Here I'll introduce some books, and (maybe) lecture notes, not oriented to promote any specialized topics in mathematics, but a necessary knowledge base that I think is good for pre-freshman in university-level mathematics.

Furthermore, I'll continuously update this post, unless it is disagreed.

General $$\textbf{ How to study for a mathematics degree }$$ Lara Alcock, $OUP, 2013$. Though the name of the book is not as interesting, it is, definitely, a good way to introduce one to a thinking style of advanced mathematics.

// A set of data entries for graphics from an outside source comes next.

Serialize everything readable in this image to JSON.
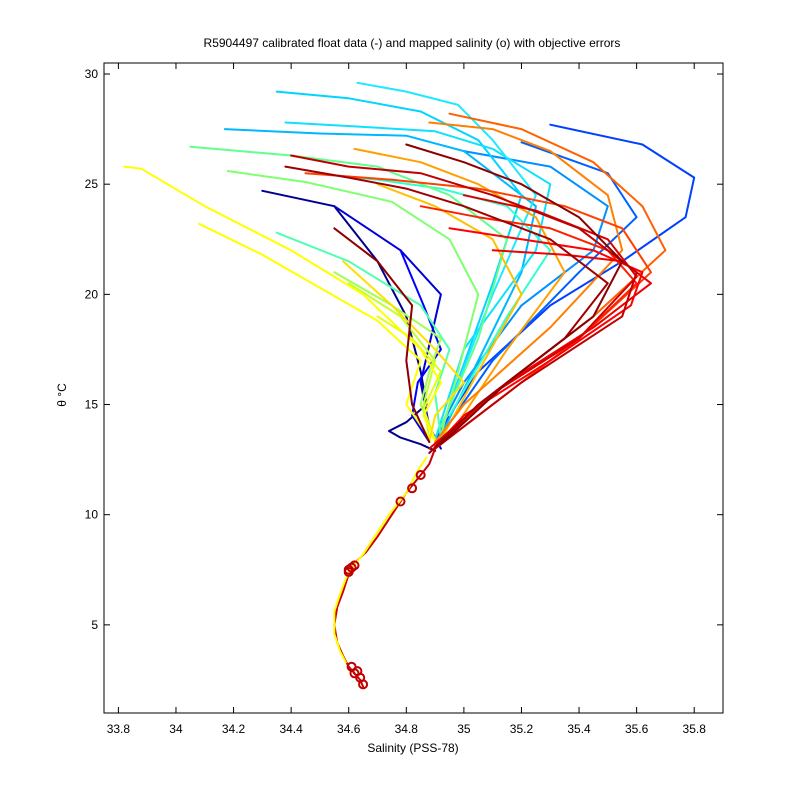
{
  "chart_data": {
    "type": "line",
    "title": "R5904497 calibrated float data (-) and mapped salinity (o) with objective errors",
    "xlabel": "Salinity (PSS-78)",
    "ylabel": "θ °C",
    "xlim": [
      33.75,
      35.9
    ],
    "ylim": [
      1.0,
      30.5
    ],
    "xticks": [
      33.8,
      34,
      34.2,
      34.4,
      34.6,
      34.8,
      35,
      35.2,
      35.4,
      35.6,
      35.8
    ],
    "yticks": [
      5,
      10,
      15,
      20,
      25,
      30
    ],
    "grid": false,
    "legend": "none",
    "colormap": "jet",
    "series": [
      {
        "color": "#00008f",
        "x": [
          34.3,
          34.55,
          34.7,
          34.8,
          34.85,
          34.87,
          34.8,
          34.74,
          34.78,
          34.85,
          34.9
        ],
        "y": [
          24.7,
          24.0,
          21.5,
          19.0,
          16.5,
          15.0,
          14.2,
          13.8,
          13.5,
          13.2,
          12.9
        ]
      },
      {
        "color": "#0000d9",
        "x": [
          34.55,
          34.78,
          34.92,
          34.85,
          34.88,
          34.92
        ],
        "y": [
          24.0,
          22.0,
          20.0,
          16.0,
          14.0,
          13.0
        ]
      },
      {
        "color": "#0000ff",
        "x": [
          34.78,
          34.86,
          34.92,
          34.84,
          34.82,
          34.88
        ],
        "y": [
          22.0,
          19.5,
          17.5,
          16.0,
          14.5,
          13.3
        ]
      },
      {
        "color": "#0040ff",
        "x": [
          35.3,
          35.62,
          35.8,
          35.77,
          35.55,
          35.3,
          35.05,
          34.95,
          34.9
        ],
        "y": [
          27.7,
          26.8,
          25.3,
          23.5,
          21.5,
          19.5,
          16.5,
          14.5,
          13.3
        ]
      },
      {
        "color": "#0060ff",
        "x": [
          35.2,
          35.5,
          35.6,
          35.4,
          35.1,
          34.92
        ],
        "y": [
          26.9,
          25.5,
          23.5,
          21.0,
          17.0,
          13.6
        ]
      },
      {
        "color": "#0090ff",
        "x": [
          35.0,
          35.3,
          35.5,
          35.45,
          35.2,
          35.0,
          34.9
        ],
        "y": [
          26.5,
          25.8,
          24.0,
          22.0,
          19.5,
          16.0,
          13.5
        ]
      },
      {
        "color": "#00b8ff",
        "x": [
          34.17,
          34.5,
          34.8,
          35.0,
          35.25,
          35.2,
          35.05,
          34.92
        ],
        "y": [
          27.5,
          27.3,
          27.2,
          26.5,
          24.0,
          21.0,
          17.0,
          13.6
        ]
      },
      {
        "color": "#00d5ff",
        "x": [
          34.35,
          34.6,
          34.85,
          35.05,
          35.2,
          35.1,
          34.95
        ],
        "y": [
          29.2,
          28.9,
          28.3,
          27.0,
          24.5,
          20.5,
          15.0
        ]
      },
      {
        "color": "#10e0ff",
        "x": [
          34.38,
          34.65,
          34.9,
          35.1,
          35.3,
          35.25,
          35.0,
          34.9
        ],
        "y": [
          27.8,
          27.6,
          27.4,
          26.6,
          25.0,
          22.0,
          17.5,
          13.4
        ]
      },
      {
        "color": "#20e8ff",
        "x": [
          34.63,
          34.8,
          34.98,
          35.1,
          35.25,
          35.1,
          34.95
        ],
        "y": [
          29.6,
          29.2,
          28.6,
          27.0,
          24.5,
          20.0,
          15.0
        ]
      },
      {
        "color": "#30ffd0",
        "x": [
          34.48,
          34.7,
          34.92,
          35.15,
          35.3,
          35.15,
          34.95
        ],
        "y": [
          25.5,
          25.2,
          24.8,
          24.0,
          22.0,
          19.0,
          14.5
        ]
      },
      {
        "color": "#50ffb0",
        "x": [
          34.35,
          34.6,
          34.85,
          34.95,
          34.9,
          34.92
        ],
        "y": [
          22.8,
          21.5,
          19.5,
          17.5,
          15.5,
          13.5
        ]
      },
      {
        "color": "#60ff90",
        "x": [
          34.05,
          34.4,
          34.7,
          34.95,
          35.15,
          35.05,
          34.92
        ],
        "y": [
          26.7,
          26.3,
          25.8,
          24.5,
          22.5,
          18.0,
          14.0
        ]
      },
      {
        "color": "#80ff70",
        "x": [
          34.18,
          34.45,
          34.75,
          34.95,
          35.05,
          34.98,
          34.92
        ],
        "y": [
          25.6,
          25.1,
          24.2,
          22.5,
          20.0,
          16.5,
          13.6
        ]
      },
      {
        "color": "#a0ff50",
        "x": [
          34.55,
          34.75,
          34.92,
          34.88,
          34.85,
          34.9
        ],
        "y": [
          21.0,
          19.5,
          18.0,
          16.5,
          15.0,
          13.4
        ]
      },
      {
        "color": "#c0ff30",
        "x": [
          34.6,
          34.78,
          34.9,
          34.86,
          34.88
        ],
        "y": [
          20.5,
          19.0,
          17.0,
          15.0,
          13.5
        ]
      },
      {
        "color": "#e0ff10",
        "x": [
          34.7,
          34.82,
          34.92,
          34.86,
          34.9
        ],
        "y": [
          19.0,
          18.0,
          16.5,
          14.8,
          13.4
        ]
      },
      {
        "color": "#ffff00",
        "x": [
          33.82,
          33.88,
          34.1,
          34.4,
          34.65,
          34.85,
          34.92,
          34.86,
          34.9
        ],
        "y": [
          25.8,
          25.7,
          24.0,
          22.0,
          20.0,
          17.5,
          16.0,
          14.5,
          13.3
        ]
      },
      {
        "color": "#ffff00",
        "x": [
          34.08,
          34.3,
          34.5,
          34.7,
          34.85,
          34.8,
          34.88
        ],
        "y": [
          23.2,
          21.8,
          20.3,
          18.8,
          17.0,
          15.0,
          13.5
        ]
      },
      {
        "color": "#ffe000",
        "x": [
          34.58,
          34.75,
          34.9,
          35.0,
          34.9,
          34.88
        ],
        "y": [
          21.5,
          19.5,
          17.5,
          16.0,
          14.5,
          13.3
        ]
      },
      {
        "color": "#ffc000",
        "x": [
          34.7,
          34.9,
          35.1,
          35.2,
          35.05,
          34.92
        ],
        "y": [
          25.0,
          24.0,
          22.5,
          20.0,
          16.5,
          13.4
        ]
      },
      {
        "color": "#ffa000",
        "x": [
          34.62,
          34.85,
          35.05,
          35.25,
          35.35,
          35.15,
          34.95
        ],
        "y": [
          26.6,
          26.0,
          25.0,
          23.5,
          21.0,
          17.5,
          13.6
        ]
      },
      {
        "color": "#ff8000",
        "x": [
          34.88,
          35.1,
          35.3,
          35.5,
          35.55,
          35.3,
          35.0,
          34.9
        ],
        "y": [
          27.8,
          27.5,
          26.5,
          24.5,
          22.0,
          18.5,
          15.0,
          13.3
        ]
      },
      {
        "color": "#ff6000",
        "x": [
          34.95,
          35.2,
          35.45,
          35.62,
          35.7,
          35.45,
          35.1,
          34.92
        ],
        "y": [
          28.2,
          27.5,
          26.0,
          24.0,
          22.0,
          19.0,
          15.5,
          13.4
        ]
      },
      {
        "color": "#ff4000",
        "x": [
          34.45,
          34.75,
          35.05,
          35.35,
          35.55,
          35.65,
          35.4,
          35.05,
          34.9
        ],
        "y": [
          25.5,
          25.2,
          24.8,
          24.0,
          23.0,
          21.0,
          18.0,
          14.5,
          13.0
        ]
      },
      {
        "color": "#ff2000",
        "x": [
          34.85,
          35.05,
          35.3,
          35.5,
          35.6,
          35.4,
          35.1,
          34.92
        ],
        "y": [
          24.0,
          23.5,
          23.0,
          22.0,
          20.5,
          18.0,
          15.5,
          13.3
        ]
      },
      {
        "color": "#ff0000",
        "x": [
          34.95,
          35.2,
          35.45,
          35.62,
          35.58,
          35.3,
          35.0,
          34.9
        ],
        "y": [
          23.0,
          22.5,
          22.0,
          21.0,
          19.5,
          17.0,
          14.5,
          13.1
        ]
      },
      {
        "color": "#ee0000",
        "x": [
          35.1,
          35.35,
          35.55,
          35.65,
          35.45,
          35.15,
          34.9
        ],
        "y": [
          22.0,
          21.8,
          21.5,
          20.5,
          18.5,
          16.0,
          13.0
        ]
      },
      {
        "color": "#d80000",
        "x": [
          35.0,
          35.25,
          35.5,
          35.6,
          35.4,
          35.1,
          34.88
        ],
        "y": [
          24.5,
          23.8,
          22.5,
          20.8,
          18.0,
          15.5,
          13.0
        ]
      },
      {
        "color": "#c00000",
        "x": [
          34.4,
          34.6,
          34.85,
          35.1,
          35.4,
          35.6,
          35.55,
          35.2,
          34.9
        ],
        "y": [
          26.3,
          25.8,
          25.5,
          24.5,
          23.0,
          21.0,
          19.0,
          16.0,
          13.0
        ]
      },
      {
        "color": "#a00000",
        "x": [
          34.38,
          34.6,
          34.8,
          35.0,
          35.3,
          35.5,
          35.35,
          35.05,
          34.88
        ],
        "y": [
          25.8,
          25.3,
          24.8,
          24.0,
          22.5,
          20.5,
          18.0,
          15.0,
          12.8
        ]
      },
      {
        "color": "#8b0000",
        "x": [
          34.55,
          34.7,
          34.82,
          34.8,
          34.82,
          34.88
        ],
        "y": [
          23.0,
          21.5,
          19.5,
          17.0,
          15.0,
          13.3
        ]
      },
      {
        "color": "#8b0000",
        "x": [
          34.8,
          35.0,
          35.2,
          35.4,
          35.55,
          35.45,
          35.15,
          34.92
        ],
        "y": [
          26.8,
          26.0,
          25.0,
          23.5,
          21.5,
          19.0,
          16.0,
          13.2
        ]
      },
      {
        "color": "#cc0000",
        "x": [
          34.9,
          34.88,
          34.85,
          34.8,
          34.75,
          34.7,
          34.66,
          34.62,
          34.6,
          34.58,
          34.56,
          34.55,
          34.56,
          34.58,
          34.6,
          34.62,
          34.64,
          34.65
        ],
        "y": [
          13.0,
          12.3,
          11.8,
          11.0,
          10.0,
          9.0,
          8.3,
          7.8,
          7.3,
          6.5,
          5.8,
          5.0,
          4.2,
          3.6,
          3.1,
          2.8,
          2.5,
          2.2
        ]
      },
      {
        "color": "#ffff00",
        "x": [
          34.87,
          34.84,
          34.8,
          34.74,
          34.69,
          34.65,
          34.61,
          34.59,
          34.57,
          34.55,
          34.55,
          34.57,
          34.59
        ],
        "y": [
          12.6,
          12.0,
          11.0,
          10.0,
          9.0,
          8.2,
          7.6,
          7.1,
          6.4,
          5.6,
          4.6,
          3.8,
          3.3
        ]
      }
    ],
    "mapped_points": {
      "color": "#c00000",
      "x": [
        34.6,
        34.61,
        34.62,
        34.6,
        34.61,
        34.63,
        34.64,
        34.65,
        34.62,
        34.85,
        34.82,
        34.78
      ],
      "y": [
        7.5,
        7.6,
        7.7,
        7.4,
        3.1,
        2.9,
        2.6,
        2.3,
        2.8,
        11.8,
        11.2,
        10.6
      ]
    }
  }
}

Analysis $$\textbf{ Analysis I }$$ Terence Tao, $Springer, (III\ Edition)2016$. A really good book in introducing the way of thinking in a constructive, based-on-axiom ways. No need further introduction, as the name of its author is enough to explain. You may also find Tao's lecture notes here at UCLA.

$$\textbf{ Mathematical Analysis I }$$ Vladimir A. Zorich $Springer, 2002$. My self-introducing book during my first year of high school, while I've finished all A-level syllabus. It gives a relatively fine way of teaching, with a level of difficulty, and also thanks to the use of logical notation by Zorich, it may give some awkwardness when first seeing it. But if you have familiarized with it, and also, trained yourself with the exercises, it must give you a better and wider view for your future studies, at least for myself.

Some other lecture notes

Calculus (Preliminary level): $Oxford$

Calculus (differential equation): $Oxford$

Calculus (vector calculus): $Cambridge$

Group theory: $Cambridge$

Tbc.

I suggest you just have fun and wait for University learn the formal stuff. Here's a related question and answers:

What books should I get to self study beyond Calculus for someone about to start undergrad mathematics?

I highly encourage you to study some logic if you haven't already done so in highschool.

My favourite 'first book' on the subject is Sweet Reason by Henle, Garfield, and Tymoczko. I think every student wanting to study mathematics and computer science beyond an elementary level should read this book!

The book covers sentential, predicate, modal logic, many-valued logics, and general argument and reasoning skills. It has many exercises and an accompanying website.

The book will make you get comfortable with things like quantifiers and when it comes time to do some mathematics, you can focus on the mathematics instead of the language(s) of mathematics.